Trouble was, Bush Sr. didn’t have an economic growth policy to fight the recession. Nor did he have much in the way of domestic policies. So Clinton took the character hits but responded with, “It’s the economy stupid,” and won easily.
Now remember 1996. Bob Dole ran as a card-carrying member of the World War II, GI generation — later memorialized by Tom Brokaw’s best-selling books. Again, the Republicans showered Clinton over his marital infidelities, and railed on over the character issue. But it didn’t work. Dole had a tax-cut plan that no one believed because he himself had a three-decade record of raising taxes. Not even Jack Kemp, who was a very popular figure, could inoculate Dole over his lack of an economic growth vision. So Clinton again won easily.

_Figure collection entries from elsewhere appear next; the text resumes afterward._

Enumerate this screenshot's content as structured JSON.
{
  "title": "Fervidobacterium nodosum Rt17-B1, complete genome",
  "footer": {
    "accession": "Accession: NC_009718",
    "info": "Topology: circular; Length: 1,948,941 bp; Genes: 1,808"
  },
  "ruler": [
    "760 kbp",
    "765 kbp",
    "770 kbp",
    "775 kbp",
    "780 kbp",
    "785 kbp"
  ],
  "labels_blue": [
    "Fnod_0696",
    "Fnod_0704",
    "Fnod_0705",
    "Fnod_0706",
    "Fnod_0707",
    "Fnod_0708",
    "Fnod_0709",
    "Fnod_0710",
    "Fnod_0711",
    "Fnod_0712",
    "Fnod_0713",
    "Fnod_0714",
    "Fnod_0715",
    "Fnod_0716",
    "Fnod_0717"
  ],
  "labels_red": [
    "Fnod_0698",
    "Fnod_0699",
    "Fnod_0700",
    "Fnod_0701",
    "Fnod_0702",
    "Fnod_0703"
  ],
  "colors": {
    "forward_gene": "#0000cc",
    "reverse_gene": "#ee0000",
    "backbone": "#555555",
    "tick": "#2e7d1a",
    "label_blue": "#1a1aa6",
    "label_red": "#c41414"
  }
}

As I listened to the Cheney and Bush speeches last week, these thoughts were rattling around my head. If the GOP tries to make character an issue once again, they might just snatch defeat from the jaws of victory. The basic point here is that George W. can win big as long as he remains focused on the key issues. Bush has the best policy-message content of any Republican since Reagan in 1980. Marginal tax-rate reduction, personal accounts for Social Security, vouchers and school choice for education, pro-market health care competition and choice, faith and family, and rebuilding America’s defense — these are solid issues that are not only polling well, they are being well explained and communicated to the public.
Just as Reagan did, Bush is taking risks with his policies. And it is exactly those risks that the Internet-economy, technology-generation, investor-class public admires.

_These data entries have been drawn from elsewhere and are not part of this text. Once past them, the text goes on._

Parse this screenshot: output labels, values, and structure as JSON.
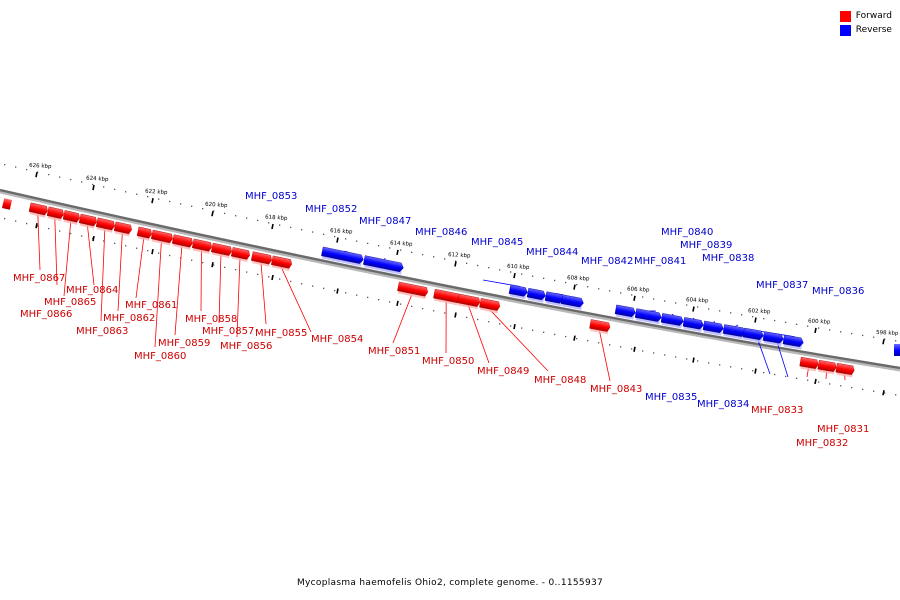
{
  "legend": {
    "forward_label": "Forward",
    "reverse_label": "Reverse",
    "forward_color": "#ff0000",
    "reverse_color": "#0000ff"
  },
  "caption": "Mycoplasma haemofelis Ohio2, complete genome. - 0..1155937",
  "ticks": [
    "626 kbp",
    "624 kbp",
    "622 kbp",
    "620 kbp",
    "618 kbp",
    "616 kbp",
    "614 kbp",
    "612 kbp",
    "610 kbp",
    "608 kbp",
    "606 kbp",
    "604 kbp",
    "602 kbp",
    "600 kbp",
    "598 kbp"
  ],
  "genes": [
    {
      "name": "MHF_0867",
      "strand": "forward"
    },
    {
      "name": "MHF_0866",
      "strand": "forward"
    },
    {
      "name": "MHF_0865",
      "strand": "forward"
    },
    {
      "name": "MHF_0864",
      "strand": "forward"
    },
    {
      "name": "MHF_0863",
      "strand": "forward"
    },
    {
      "name": "MHF_0862",
      "strand": "forward"
    },
    {
      "name": "MHF_0861",
      "strand": "forward"
    },
    {
      "name": "MHF_0860",
      "strand": "forward"
    },
    {
      "name": "MHF_0859",
      "strand": "forward"
    },
    {
      "name": "MHF_0858",
      "strand": "forward"
    },
    {
      "name": "MHF_0857",
      "strand": "forward"
    },
    {
      "name": "MHF_0856",
      "strand": "forward"
    },
    {
      "name": "MHF_0855",
      "strand": "forward"
    },
    {
      "name": "MHF_0854",
      "strand": "forward"
    },
    {
      "name": "MHF_0853",
      "strand": "reverse"
    },
    {
      "name": "MHF_0852",
      "strand": "reverse"
    },
    {
      "name": "MHF_0851",
      "strand": "forward"
    },
    {
      "name": "MHF_0850",
      "strand": "forward"
    },
    {
      "name": "MHF_0849",
      "strand": "forward"
    },
    {
      "name": "MHF_0848",
      "strand": "forward"
    },
    {
      "name": "MHF_0847",
      "strand": "reverse"
    },
    {
      "name": "MHF_0846",
      "strand": "reverse"
    },
    {
      "name": "MHF_0845",
      "strand": "reverse"
    },
    {
      "name": "MHF_0844",
      "strand": "reverse"
    },
    {
      "name": "MHF_0843",
      "strand": "forward"
    },
    {
      "name": "MHF_0842",
      "strand": "reverse"
    },
    {
      "name": "MHF_0841",
      "strand": "reverse"
    },
    {
      "name": "MHF_0840",
      "strand": "reverse"
    },
    {
      "name": "MHF_0839",
      "strand": "reverse"
    },
    {
      "name": "MHF_0838",
      "strand": "reverse"
    },
    {
      "name": "MHF_0837",
      "strand": "reverse"
    },
    {
      "name": "MHF_0836",
      "strand": "reverse"
    },
    {
      "name": "MHF_0835",
      "strand": "reverse"
    },
    {
      "name": "MHF_0834",
      "strand": "reverse"
    },
    {
      "name": "MHF_0833",
      "strand": "forward"
    },
    {
      "name": "MHF_0832",
      "strand": "forward"
    },
    {
      "name": "MHF_0831",
      "strand": "forward"
    }
  ]
}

I think the reason Bush is still ahead in the polls is because right after the convention he went barnstorming with Dick Cheney on a railroad whistle-stop tour in the Midwest that stayed on message. This is exactly the right stuff.

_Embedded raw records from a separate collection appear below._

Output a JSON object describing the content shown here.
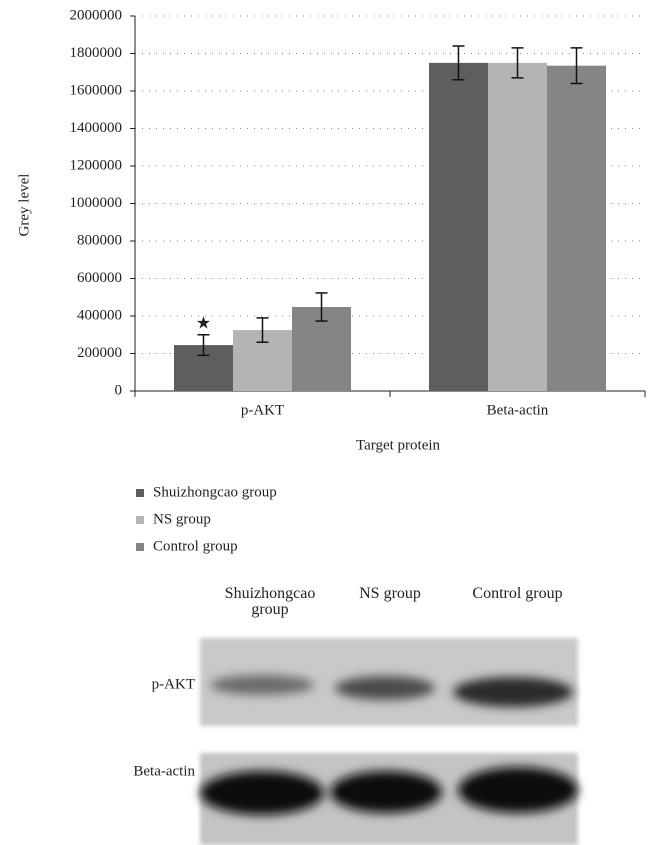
{
  "chart_data": {
    "type": "bar",
    "y_label": "Grey level",
    "x_label": "Target protein",
    "categories": [
      "p-AKT",
      "Beta-actin"
    ],
    "series": [
      {
        "name": "Shuizhongcao group",
        "color": "#5e5e5e",
        "values": [
          245000,
          1750000
        ],
        "errors": [
          55000,
          90000
        ]
      },
      {
        "name": "NS group",
        "color": "#b4b4b4",
        "values": [
          325000,
          1750000
        ],
        "errors": [
          65000,
          80000
        ]
      },
      {
        "name": "Control group",
        "color": "#858585",
        "values": [
          448000,
          1735000
        ],
        "errors": [
          75000,
          95000
        ]
      }
    ],
    "annotation": "★",
    "ylim": [
      0,
      2000000
    ],
    "yticks": [
      0,
      200000,
      400000,
      600000,
      800000,
      1000000,
      1200000,
      1400000,
      1600000,
      1800000,
      2000000
    ],
    "grid": true
  },
  "blot": {
    "lanes": [
      "Shuizhongcao group",
      "NS group",
      "Control group"
    ],
    "rows": [
      "p-AKT",
      "Beta-actin"
    ]
  }
}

Al Gore just doesn’t get it as he trashes tax cuts for the rich, blasts big business, and defends the status-quo, teacher’s-union monopoly of public education. And even Joe Lieberman has already backpedaled away from education, vouchers, and personal retirement accounts — therefore suggesting that while, yes, he’s an upstanding moral citizen, he is starting to sound like a typical Northeastern Democratic liberal.
Bush will have more work to do as the Democratic convention gets ready to attack him on his tax-cuts and his private investment accounts for Social Security. And, of course, Gore will have a lot to say about the economic prosperity. But Karl Rove and Co. are already making the necessary preparations. They have contacted Jack Kemp to head up a committee of famous economists — including Nobelists Robert Mundell and Milton Friedman — to defend Bush’s policies.
In recent months, Bush himself has been rehearsing for the campaign debates, with New Hampshire Sen. Judd Gregg as a stand-in for Gore. All this is good.
So I remain optimistic about W.’s election prospects. But the very key point is that whatever the media may say, presidential elections are big-picture affairs that compare and contrast the vision of the combatants. It’s not about process, or who has the better advance teams, or speaking styles, or charisma, or debating points, or — usually — even character, it’s about economic- and foreign-policy vision for America’s future. Reagan had the right vision in 1980, and that’s why he won. Bush has the right vision in 2000 — and if he sticks with it, that’s why he will win too.